The postpartum period is not the same for every mom, but most often that early euphoria sends a new mom into caretaker action without much thought or effort for her own self-care. Until... the exhaustion, the residual pain from childbirth and the sometimes abrupt realization that you do in fact have other responsibilities outside of the baby sets in.
This can feel like someone dumped a ton of bricks on your already-tired back.
This conundrum is the beginning of the looping question that nearly every mother grapples with throughout most of her life as a mom:
How do I take care of myself while caring for my child & all the other responsibilities in my life?
As a veteran mom of four children and author of "The Self-Care Solution: A Modern Mother's Must-Have Guide to Health and Well-Being," for which I interviewed hundreds of moms, the most important mantra for every new mom who is in the throes of making this life-altering transition and trying to figure out the answer to that question is this:
I will be KIND to myself.
Many moms, myself included, find many of the postpartum days and nights to be a blur. I remember feeling as if I were walking wearily through a very dense fog and sometimes I accidentally stepped in some quicksand. While there are certainly moments of euphoric bliss while gazing at the amazing miracle you created who is resting in your arms, the postpartum period is not for the faint of heart.
Self-care is not high on your list right now.
But I am here to offer you a lifeline: A lifeline that you will need throughout your entire life as a mother.
From this point on, the responsibility of taking care of your child will take up a great deal of space in your heart, mind and body. In turn, the time and energy you need to take care of yourself will be more scarce.
Your self-care needs to be driven from a strong and secure place within you—a place that is fueled by self-love, self-worth and self-advocacy.
Sometimes it may seem that you have to fight for your self-care. And often you will. And sometimes you won't want to fight and will feel like it's too hard to fight for your own self-care when you have so many other responsibilities.

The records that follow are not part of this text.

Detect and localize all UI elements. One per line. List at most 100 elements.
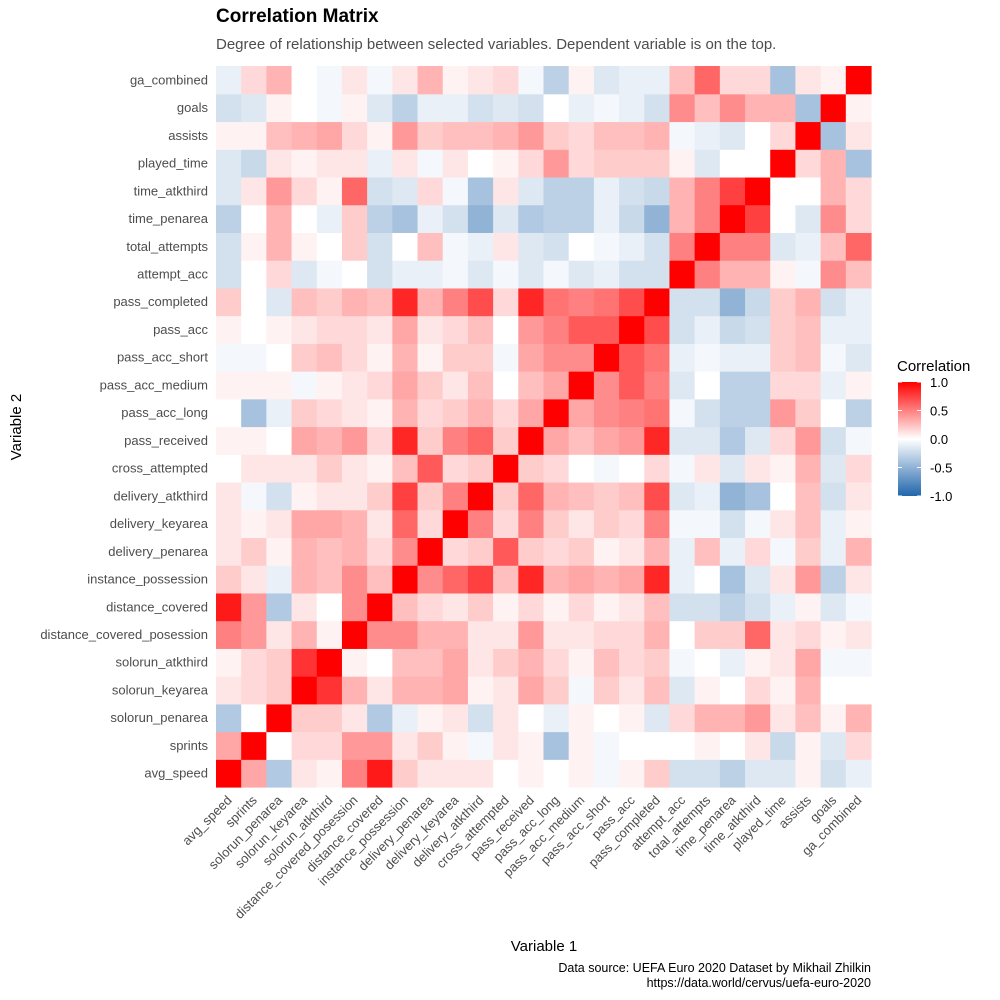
heatmap-cell [694, 149, 721, 178]
heatmap-cell [770, 121, 797, 150]
heatmap-cell [367, 620, 393, 649]
heatmap-cell [745, 592, 771, 622]
heatmap-cell [820, 537, 847, 566]
heatmap-cell [417, 620, 444, 649]
heatmap-cell [241, 121, 267, 150]
heatmap-cell [669, 426, 696, 455]
heatmap-cell [820, 676, 847, 705]
y-tick-label: pass_acc_short [117, 350, 208, 365]
heatmap-cell [669, 371, 696, 400]
heatmap-cell [795, 454, 822, 483]
heatmap-cell [442, 260, 469, 289]
y-tick-label: solorun_penarea [110, 710, 208, 725]
heatmap-cell [719, 537, 746, 566]
heatmap-cell [770, 93, 797, 123]
heatmap-cell [216, 315, 242, 344]
legend: Correlation 1.0 0.5 0.0 -0.5 -1.0 [897, 358, 970, 504]
heatmap-cell [619, 592, 645, 622]
heatmap-cell [316, 648, 343, 677]
heatmap-cell [341, 398, 368, 428]
heatmap-cell [392, 565, 419, 594]
heatmap-cell [845, 676, 872, 705]
heatmap-cell [593, 731, 620, 760]
heatmap-cell [719, 232, 746, 261]
heatmap-cell [745, 93, 771, 123]
heatmap-cell [241, 398, 267, 428]
legend-tick-label: 1.0 [930, 375, 948, 390]
heatmap-cell [795, 371, 822, 400]
heatmap-cell [795, 149, 822, 178]
heatmap-cell [543, 371, 570, 400]
heatmap-cell [392, 509, 419, 539]
heatmap-cell [795, 93, 822, 123]
heatmap-cell [367, 731, 393, 760]
heatmap-cell [770, 703, 797, 733]
heatmap-cell [770, 398, 797, 428]
heatmap-cell [694, 648, 721, 677]
heatmap-cell [467, 731, 494, 760]
heatmap-cell [291, 398, 318, 428]
heatmap-cell [518, 260, 545, 289]
heatmap-cell [644, 287, 671, 317]
heatmap-cell [518, 454, 545, 483]
heatmap-cell [291, 121, 318, 150]
heatmap-cell [493, 232, 519, 261]
heatmap-cell [820, 287, 847, 317]
heatmap-cell [442, 371, 469, 400]
heatmap-cell [467, 121, 494, 150]
heatmap-cell [694, 426, 721, 455]
heatmap-cell [845, 454, 872, 483]
heatmap-cell [820, 371, 847, 400]
heatmap-cell [442, 731, 469, 760]
heatmap-cell [669, 149, 696, 178]
heatmap-cell [669, 620, 696, 649]
heatmap-cell [719, 149, 746, 178]
heatmap-cell [266, 371, 293, 400]
heatmap-cell [845, 315, 872, 344]
heatmap-cell [493, 454, 519, 483]
heatmap-cell [417, 398, 444, 428]
heatmap-cell [543, 232, 570, 261]
heatmap-cell [745, 759, 771, 788]
heatmap-cell [719, 509, 746, 539]
heatmap-cell [291, 371, 318, 400]
heatmap-cell [467, 287, 494, 317]
heatmap-cell [568, 481, 595, 511]
heatmap-cell [543, 66, 570, 95]
heatmap-cell [266, 454, 293, 483]
heatmap-cell [619, 315, 645, 344]
heatmap-cell [820, 565, 847, 594]
heatmap-cell [745, 204, 771, 233]
heatmap-cell [770, 565, 797, 594]
heatmap-cell [694, 176, 721, 206]
heatmap-cell [795, 260, 822, 289]
heatmap-cell [367, 676, 393, 705]
legend-tick-label: 0.5 [930, 404, 948, 419]
y-tick-label: distance_covered_posession [40, 627, 208, 642]
heatmap-cell [694, 592, 721, 622]
heatmap-cell [216, 676, 242, 705]
heatmap-cell [467, 620, 494, 649]
y-tick-label: pass_acc [153, 322, 208, 337]
heatmap-cell [392, 287, 419, 317]
heatmap-cell [266, 315, 293, 344]
heatmap-cell [543, 565, 570, 594]
y-axis-title: Variable 2 [8, 394, 25, 460]
heatmap-cell [543, 121, 570, 150]
legend-colorbar [898, 382, 921, 496]
heatmap-cell [619, 537, 645, 566]
heatmap-cell [518, 648, 545, 677]
heatmap-cell [770, 176, 797, 206]
heatmap-cell [216, 398, 242, 428]
heatmap-cell [241, 592, 267, 622]
heatmap-cell [467, 648, 494, 677]
heatmap-cell [719, 731, 746, 760]
heatmap-cell [467, 565, 494, 594]
y-tick-label: assists [168, 128, 208, 143]
heatmap-cell [266, 759, 293, 788]
heatmap-cell [770, 592, 797, 622]
heatmap-cell [719, 648, 746, 677]
heatmap-cell [291, 454, 318, 483]
heatmap-cell [467, 343, 494, 372]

But remember that, as Brené Brown tells us, we are wired for struggle.
Think about how your baby arrived in this world. Their first sound was a cry. Their first audible self-care signal that says, “Feed me hold, me, warm me, touch me, soothe me…" As a mother, you must not only be attuned to your baby's cries, but pay attention to your own cries for self-care as well.
And you are in charge of honoring and tending to both.
Take charge of your own self-care
In the months after your baby is born, in addition to honoring your baby's needs, keep this self-care checklist nearby as a daily reminder of your own care needs.
- I will aim to take a hot shower or bath today or tonight.
- I will eat at least one nourishing meal while sitting down at a table.
- I will keep myself hydrated throughout the day and night.
- I will make sure I laugh today. I may need to call a friend who can find humor in anything or watch a funny show or video.
- At least once today, even for just a few moments, I will ground myself by connecting with gratitude or making a spiritual connection—maybe through meditation, prayer, yoga, deep breathing or a centering exercise like writing or reading.
- I will move my body today by taking a short walk around the block or up and down the stairs, doing 10 minutes of stretching or yoga, or dancing in the kitchen while heating up a bottle.
- I will connect with my partner about something other than the baby. Maybe I will send a thoughtful text, hug or kiss him/her at least once during the day or night, or share a glass of wine or cup of tea after kids are in bed.
- I will do something for myself today that makes me feel special and ignites inner joy. Maybe I will treat myself to a manicure when grandma watches the baby, savor a second cup of coffee, or meet a friend for a walk or lunch.
- I will honor my body's need for sleep by forgoing cleaning, laundry, emails and cooking (relying on my partner's or family's help if possible) if I can grab an extra hour of sleep when the baby is sleeping.
Would you deprive your child of eating healthy foods, moving their bodies, getting enough rest, playing with friends, drawing, painting, reading, exploring, signing, dancing or spending quiet time alone?
Of course you wouldn't. So why would you deprive yourself of those things?
Self-care is not selfish. Self-care is the belief that you are worthy of a healthy and joyful life.